To which the answer usually is, baby seems fine, but it’s just “sooo much milk”.

Or is it?  How much milk are we talking about here?

Try this – take a teaspoon, a tablespoon and an ounce shot glass.  Fill them all with milk. Toss them on the floor and see how big a splat it makes.  Go ahead … have fun.  You’ll be surprised by what the splat volume looks like.

Here are the three measurements side by side (with some bananas) for comparison.

Chances are your baby is spitting up only in the teaspoon, maybe the tablespoon, range each time.  This can be a fun exercise to bring you peace of mind.  And if you have older children around, have them help – they’ll get all sorts of giggles out of it.

Rest assured that spitting up is more of a laundry and clean bib nuisance for you, and less of a painful problem for baby!

Breastfeeding Blessings ~





  One thought on “All that Breastmilk … on my shoulder!

  1. May 3, 2011 at 12:45 pm

    Is this your own photo? I was wondering if I could use the splatter pictures one-on-one with clients (I will credit your name and/or blog, whatever your preference). If you want more details I can tell you by email. I really love this image.

    • May 3, 2011 at 7:32 pm

      Thanks. Yes, it’s mine … my kids were wondering why I was tossing milk around the kitchen floor, lol. You’re more than welcome to share it with your clients, if you wouldn’t mind sharing the facebook page or blog info. Peace ~Deirdre

  2. September 4, 2011 at 12:02 pm

    I’ve been meaning to perform this same exact experiment, so THANK YOU for doing it for me. My kids usually spit up until they’re a year old, and this helps me worry less. My pediatrician always tells me that it’s just a laundry problem, but that doesn’t stop the Worried Mother Syndrome.

  3. September 4, 2011 at 12:17 pm

    i always worried with my 1st but hv and mw said a little can go a long way and look like more, did worry me when Xander nearly covered the whole sofa cushion though :/ my son Caden was a very sicky baby though never unwell just fed lots and lots so think he overstuffed himself the little boob-aholic

  4. September 4, 2011 at 2:07 pm

    It helps to put things in perspective like this.

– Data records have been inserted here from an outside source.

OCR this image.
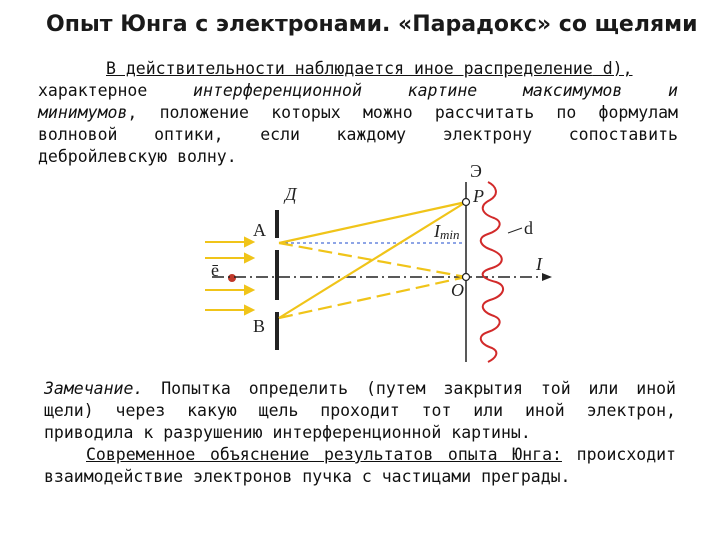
Опыт Юнга с электронами. «Парадокс» со щелями
В действительности наблюдается иное распределение d),
характерное интерференционной картине максимумов и
минимумов, положение которых можно рассчитать по формулам
волновой оптики, если каждому электрону сопоставить
дебройлевскую волну.
Э
Д
А
В
ē
Р
О
Imin	d
I
Замечание. Попытка определить (путем закрытия той или иной
щели) через какую щель проходит тот или иной электрон,
приводила к разрушению интерференционной картины.
Современное объяснение результатов опыта Юнга: происходит
взаимодействие электронов пучка с частицами преграды.
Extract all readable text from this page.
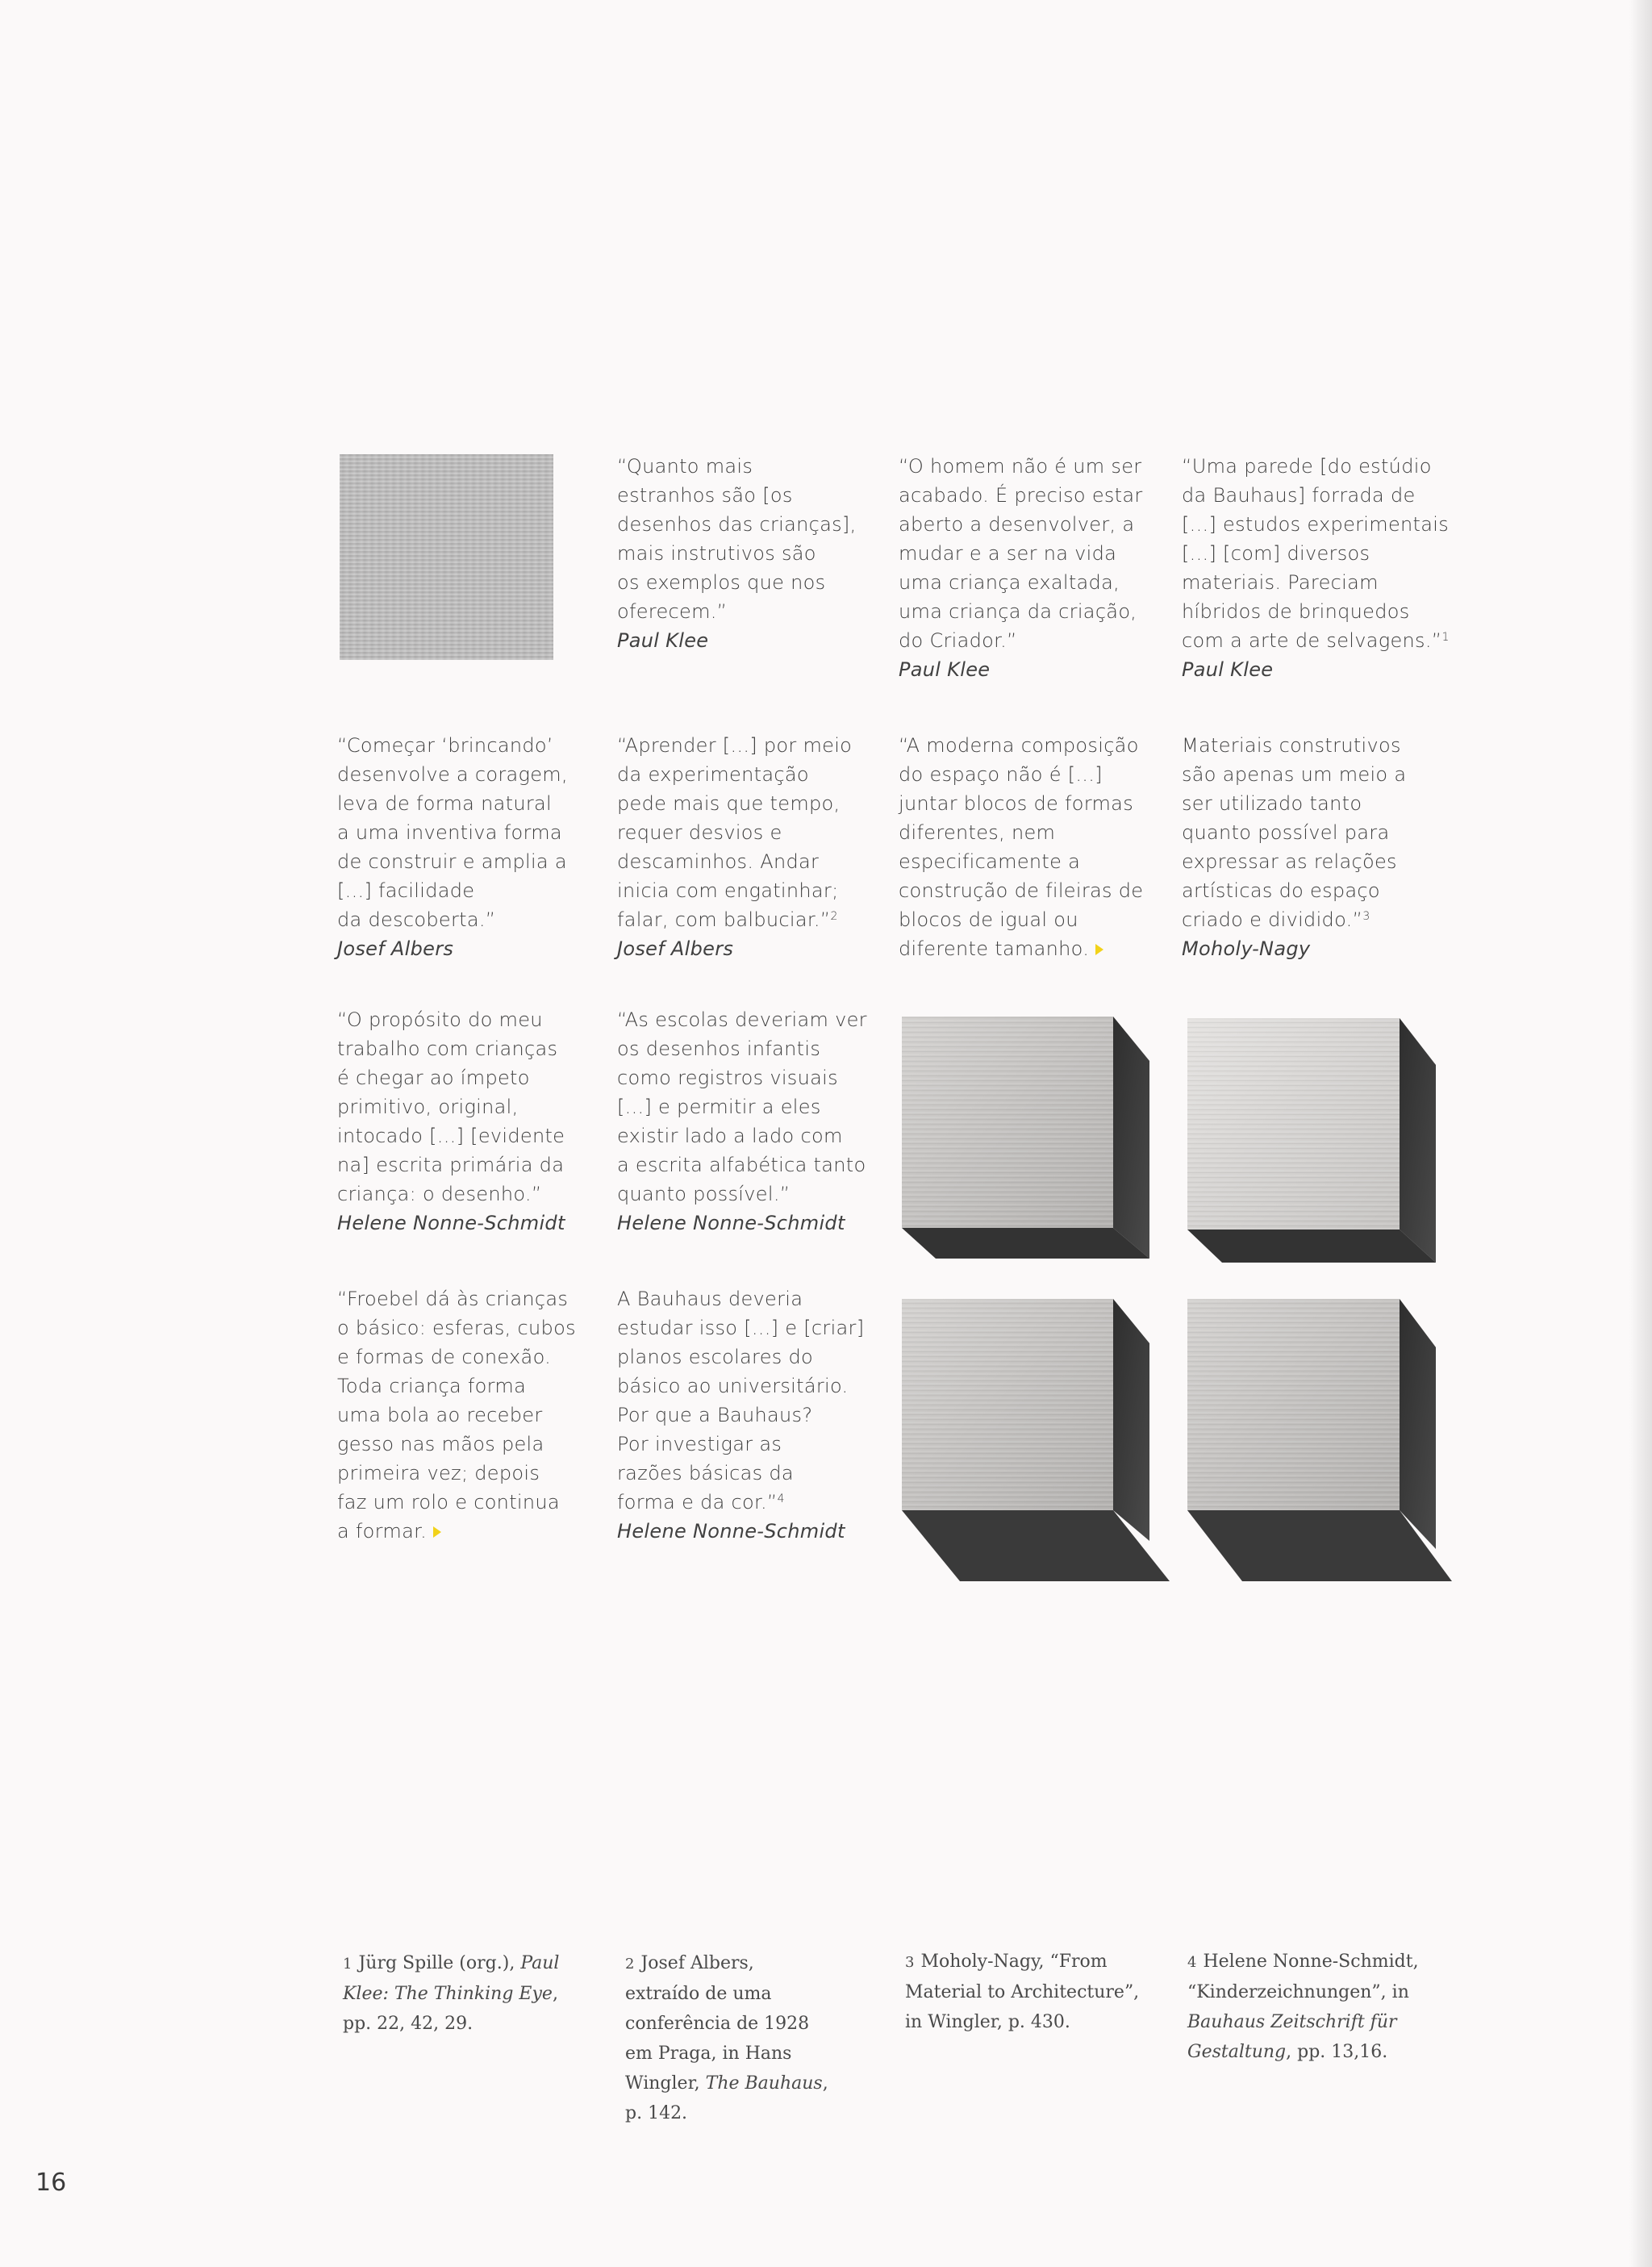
“Quanto mais
estranhos são [os
desenhos das crianças],
mais instrutivos são
os exemplos que nos
oferecem.”
Paul Klee
“O homem não é um ser
acabado. É preciso estar
aberto a desenvolver, a
mudar e a ser na vida
uma criança exaltada,
uma criança da criação,
do Criador.”
Paul Klee
“Uma parede [do estúdio
da Bauhaus] forrada de
[...] estudos experimentais
[...] [com] diversos
materiais. Pareciam
híbridos de brinquedos
com a arte de selvagens.”$^1$
Paul Klee
“Começar ‘brincando’
desenvolve a coragem,
leva de forma natural
a uma inventiva forma
de construir e amplia a
[...] facilidade
da descoberta.”
Josef Albers
“Aprender [...] por meio
da experimentação
pede mais que tempo,
requer desvios e
descaminhos. Andar
inicia com engatinhar;
falar, com balbuciar.”$^2$
Josef Albers
“A moderna composição
do espaço não é [...]
juntar blocos de formas
diferentes, nem
especificamente a
construção de fileiras de
blocos de igual ou
diferente tamanho.
Materiais construtivos
são apenas um meio a
ser utilizado tanto
quanto possível para
expressar as relações
artísticas do espaço
criado e dividido.”$^3$
Moholy-Nagy
“O propósito do meu
trabalho com crianças
é chegar ao ímpeto
primitivo, original,
intocado [...] [evidente
na] escrita primária da
criança: o desenho.”
Helene Nonne-Schmidt
“As escolas deveriam ver
os desenhos infantis
como registros visuais
[...] e permitir a eles
existir lado a lado com
a escrita alfabética tanto
quanto possível.”
Helene Nonne-Schmidt
“Froebel dá às crianças
o básico: esferas, cubos
e formas de conexão.
Toda criança forma
uma bola ao receber
gesso nas mãos pela
primeira vez; depois
faz um rolo e continua
a formar.
A Bauhaus deveria
estudar isso [...] e [criar]
planos escolares do
básico ao universitário.
Por que a Bauhaus?
Por investigar as
razões básicas da
forma e da cor.”$^4$
Helene Nonne-Schmidt
1 Jürg Spille (org.), Paul
Klee: The Thinking Eye,
pp. 22, 42, 29.
2 Josef Albers,
extraído de uma
conferência de 1928
em Praga, in Hans
Wingler, The Bauhaus,
p. 142.
3 Moholy-Nagy, “From
Material to Architecture”,
in Wingler, p. 430.
4 Helene Nonne-Schmidt,
“Kinderzeichnungen”, in
Bauhaus Zeitschrift für
Gestaltung, pp. 13,16.
16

It can be hard to keep your mind on the big picture when all you can see is wave after of wave of that precious milk spewed at you!

  5. Marlene
    September 4, 2011 at 6:51 pm

    Mine spit up way more than what is pictured here, and he did it all day long. He was gaining weight, in fact he was a rolly polly, but he was not a happy baby. He was so miserable and after about two weeks he started only pooping one or twice a week. I guess his body was using every last bit of what stayed down. After several months I tried Hyland’s Colic Tablets. By the next day he was happy and the spit up was cut in half and steadily got better. He was still spitting up at a year but only about once a day. He is 15 months now and still occasionally spits up.

  6. Kim Moss-Allen
    December 13, 2012 at 8:45 am

    What a great demo! You are right, it always looks like so much milk! We learned gentle handling (of babe after a feed) was a big help.

  7. Jennifer Adams
    December 13, 2012 at 1:21 pm

    However, sometimes spit up is not just spit up though. When the baby is projectile vomiting, 10-20mins after a feeding, after almost every feeding, then it’s a time to worry. With my first child, the doctors had your same thinking regarding my sons spit up and treated me like an overwhelmed worried new mom. Finally @ 6 wks after 3 trips to the ER and countless doctors appointments for weight checks, I demanded an ultrasound and sure enough, he had Pyloric Stenosis. It was now at the point where nothing was moving through. Emergency surgery that night and Never spit up again.
    It’s all good to tell mamas not to worry, but it’s more important to tell mamas to trust their gut, above all trust your gut!